As Câmaras Municipais têm a oportunidade de saírem na frente e viabilizar a maior participação da população em decisões políticas importantes
Tradicionalmente as decisões na democracia são concebidas sob duas perspectiva: a direta e a representativa. Na democracia direta o povo escolhe o que quer para si (a política pública, a lei, o ato administrativo, etc). Na representativa, o povo escolhe os representantes, os quais, por sua vez, escolhem a providência pública que será concretizada. Esses modelos podem conviver, com maior grau de presença de um ou de outro, e quando um apresenta insuficiências, o outro abre-se como caminho alternativo para preservar o regime democrático.
Argumenta-se que a democracia direta somente seria possível em pequenas comunidades com alguma homogeneidade cultural, em que os cidadãos, efetivamente, têm tempo para cuidar dos assuntos públicos. A democracia da Atenas antiga seria o exemplo dessa prática. Mas, não se pode ignorar que essa vivência democrática era excludente, por não considerar cidadãs as mulheres e os estrangeiros, sustentando-se sob o regime de escravidão.
Em contrapartida, pondera-se que a democracia moderna somente poderia funcionar sob o formato da representação, em razão do pluralismo de concepções morais, religiosas, filosóficas e culturais e da expansão do demos, ou seja, do número de pessoas habilitadas a participar o processo público de decisão. Em democracias não homogêneas, com muitos atores e eleitores, a maioria deles ocupados de seus interesses privados, não seria possível a democracia direta.
No caso brasileiro, existem diversas formas de participação direta do povo nas decisões coletivas, embora não sejam utilizadas rotineiramente. Se a pouca frequencia com que o povo vale-se desses mecanismos de participação deve-se ao baixo engajamento dos cidadãos, ou às dificuldades institucionais que são impostas à participação popular, é uma questão sem resposta definitiva.
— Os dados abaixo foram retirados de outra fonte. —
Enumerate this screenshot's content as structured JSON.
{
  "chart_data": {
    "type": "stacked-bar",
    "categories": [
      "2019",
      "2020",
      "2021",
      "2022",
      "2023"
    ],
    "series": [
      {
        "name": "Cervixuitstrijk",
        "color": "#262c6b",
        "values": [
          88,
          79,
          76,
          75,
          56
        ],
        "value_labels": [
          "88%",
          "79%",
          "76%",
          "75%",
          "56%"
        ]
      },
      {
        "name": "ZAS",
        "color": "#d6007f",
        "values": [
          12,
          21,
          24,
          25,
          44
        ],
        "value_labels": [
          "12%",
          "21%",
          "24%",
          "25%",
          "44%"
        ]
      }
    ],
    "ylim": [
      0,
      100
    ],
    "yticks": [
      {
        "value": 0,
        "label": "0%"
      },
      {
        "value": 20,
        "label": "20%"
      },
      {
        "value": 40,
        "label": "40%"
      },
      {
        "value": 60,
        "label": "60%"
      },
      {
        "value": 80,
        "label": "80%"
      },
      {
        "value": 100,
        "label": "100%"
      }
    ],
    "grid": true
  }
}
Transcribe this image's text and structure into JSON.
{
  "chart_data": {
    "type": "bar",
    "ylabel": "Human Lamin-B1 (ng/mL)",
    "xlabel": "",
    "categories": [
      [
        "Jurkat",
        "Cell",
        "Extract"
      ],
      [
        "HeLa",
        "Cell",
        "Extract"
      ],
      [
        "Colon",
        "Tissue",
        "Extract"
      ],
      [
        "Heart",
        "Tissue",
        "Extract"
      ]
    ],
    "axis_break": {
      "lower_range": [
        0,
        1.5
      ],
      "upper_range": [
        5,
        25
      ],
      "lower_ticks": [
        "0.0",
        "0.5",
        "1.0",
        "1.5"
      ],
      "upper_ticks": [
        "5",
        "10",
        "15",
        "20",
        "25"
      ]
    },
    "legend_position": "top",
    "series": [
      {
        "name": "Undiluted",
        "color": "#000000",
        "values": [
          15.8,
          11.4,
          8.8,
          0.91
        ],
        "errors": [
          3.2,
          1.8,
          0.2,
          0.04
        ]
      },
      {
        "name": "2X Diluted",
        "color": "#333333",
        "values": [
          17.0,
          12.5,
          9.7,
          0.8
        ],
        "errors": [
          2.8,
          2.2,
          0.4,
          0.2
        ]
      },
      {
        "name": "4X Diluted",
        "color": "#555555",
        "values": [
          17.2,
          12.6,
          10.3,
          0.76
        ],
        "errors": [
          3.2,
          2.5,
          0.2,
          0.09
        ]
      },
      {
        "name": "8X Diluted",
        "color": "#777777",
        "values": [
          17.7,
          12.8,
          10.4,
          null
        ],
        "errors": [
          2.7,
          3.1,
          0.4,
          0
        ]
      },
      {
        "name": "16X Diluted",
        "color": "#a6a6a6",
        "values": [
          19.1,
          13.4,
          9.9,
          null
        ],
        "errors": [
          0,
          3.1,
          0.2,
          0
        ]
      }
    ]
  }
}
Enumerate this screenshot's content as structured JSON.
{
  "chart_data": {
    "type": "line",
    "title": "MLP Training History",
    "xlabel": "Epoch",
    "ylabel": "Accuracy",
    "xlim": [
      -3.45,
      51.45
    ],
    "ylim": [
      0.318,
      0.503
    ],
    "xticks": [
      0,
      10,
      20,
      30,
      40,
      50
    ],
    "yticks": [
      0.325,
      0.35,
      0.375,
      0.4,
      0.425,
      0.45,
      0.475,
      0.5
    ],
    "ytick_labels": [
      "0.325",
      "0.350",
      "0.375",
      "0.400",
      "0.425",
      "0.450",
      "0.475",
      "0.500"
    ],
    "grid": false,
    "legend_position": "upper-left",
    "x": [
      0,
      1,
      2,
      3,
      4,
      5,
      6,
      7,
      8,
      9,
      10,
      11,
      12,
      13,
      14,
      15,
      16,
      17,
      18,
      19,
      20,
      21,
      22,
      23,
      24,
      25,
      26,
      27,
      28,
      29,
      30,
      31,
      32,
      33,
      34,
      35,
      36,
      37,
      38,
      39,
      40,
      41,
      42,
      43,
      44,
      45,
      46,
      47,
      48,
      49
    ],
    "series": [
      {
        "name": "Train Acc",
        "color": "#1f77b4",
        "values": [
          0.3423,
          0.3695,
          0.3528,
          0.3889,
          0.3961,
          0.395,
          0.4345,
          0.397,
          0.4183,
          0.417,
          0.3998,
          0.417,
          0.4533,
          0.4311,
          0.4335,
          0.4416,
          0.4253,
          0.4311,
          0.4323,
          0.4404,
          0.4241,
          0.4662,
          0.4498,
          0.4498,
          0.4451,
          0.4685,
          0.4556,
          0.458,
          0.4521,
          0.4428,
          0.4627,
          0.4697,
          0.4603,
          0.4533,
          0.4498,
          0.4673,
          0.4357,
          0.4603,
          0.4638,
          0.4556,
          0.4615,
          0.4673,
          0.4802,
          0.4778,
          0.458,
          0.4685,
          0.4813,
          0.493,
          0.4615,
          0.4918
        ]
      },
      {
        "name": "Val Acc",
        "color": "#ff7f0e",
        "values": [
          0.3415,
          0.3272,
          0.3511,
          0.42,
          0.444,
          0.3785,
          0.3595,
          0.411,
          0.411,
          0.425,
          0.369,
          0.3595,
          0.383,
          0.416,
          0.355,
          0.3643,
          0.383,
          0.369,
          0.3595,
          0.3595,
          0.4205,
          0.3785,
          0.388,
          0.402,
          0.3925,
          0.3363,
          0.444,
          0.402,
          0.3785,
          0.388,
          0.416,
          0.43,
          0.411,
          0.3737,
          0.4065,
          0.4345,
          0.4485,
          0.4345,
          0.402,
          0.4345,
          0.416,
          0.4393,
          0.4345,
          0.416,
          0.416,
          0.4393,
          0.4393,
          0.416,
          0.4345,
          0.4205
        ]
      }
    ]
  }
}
O certo é que o legislador constituinte viabilizou, através da Emenda Constitucional n.º 111/2021, as consultas populares municipais, as quais tem o potencial de incrementar a atuação do povo e, quiçá, aproximá-lo das decisões a serem tomadas nas Prefeituras e nas Câmaras de Vereadores. Eis o que dispõe a referida Emenda:
“Art.14………………………………………………………………………………………………………
§ 12. Serão realizadas concomitantemente às eleições municipais as consultas populares sobre questões locais aprovadas pelas Câmaras Municipais e encaminhadas à Justiça Eleitoral até 90 (noventa) dias antes da data das eleições, observados os limites operacionais relativos ao número de quesitos.
§ 13. As manifestações favoráveis e contrárias às questões submetidas às consultas populares nos termos do § 12 ocorrerão durante as campanhas eleitorais, sem a utilização de propaganda gratuita no rádio e na televisão.” (NR)
As Câmaras Municipais têm papel essencial na condução do processo que possibilita a realização da Consulta Popular, devendo regulamentar o tema localmente e dar concretude à constitucional, uma vez que já estão dadas as balizas constitucionais no sentido de que as consultas deverão ser realizadas em concomitância com as eleições municipais, bem como observar, o regramento geral sobre consultas populares em geral.
A Consulta pode ser utilizada nas várias eleições municipais, não só naquelas em que se elegem vereadores e prefeitos, mas, também, nas eleições para conselheiros tutelares, ou, em outros tipos de eleições e consultas estatuídas por lei ou regulamento municipal.
As Câmaras Municipais têm, agora, a oportunidade de saírem na frente e viabilizar a maior participação da população em decisões políticas importantes, desonerando os vereadores do ônus de tomarem decisões que, por vezes, contrariam a vontade do povo, já que uma gama significativa de temas polêmicos podem ser submetidos diretamente à legitimação popular.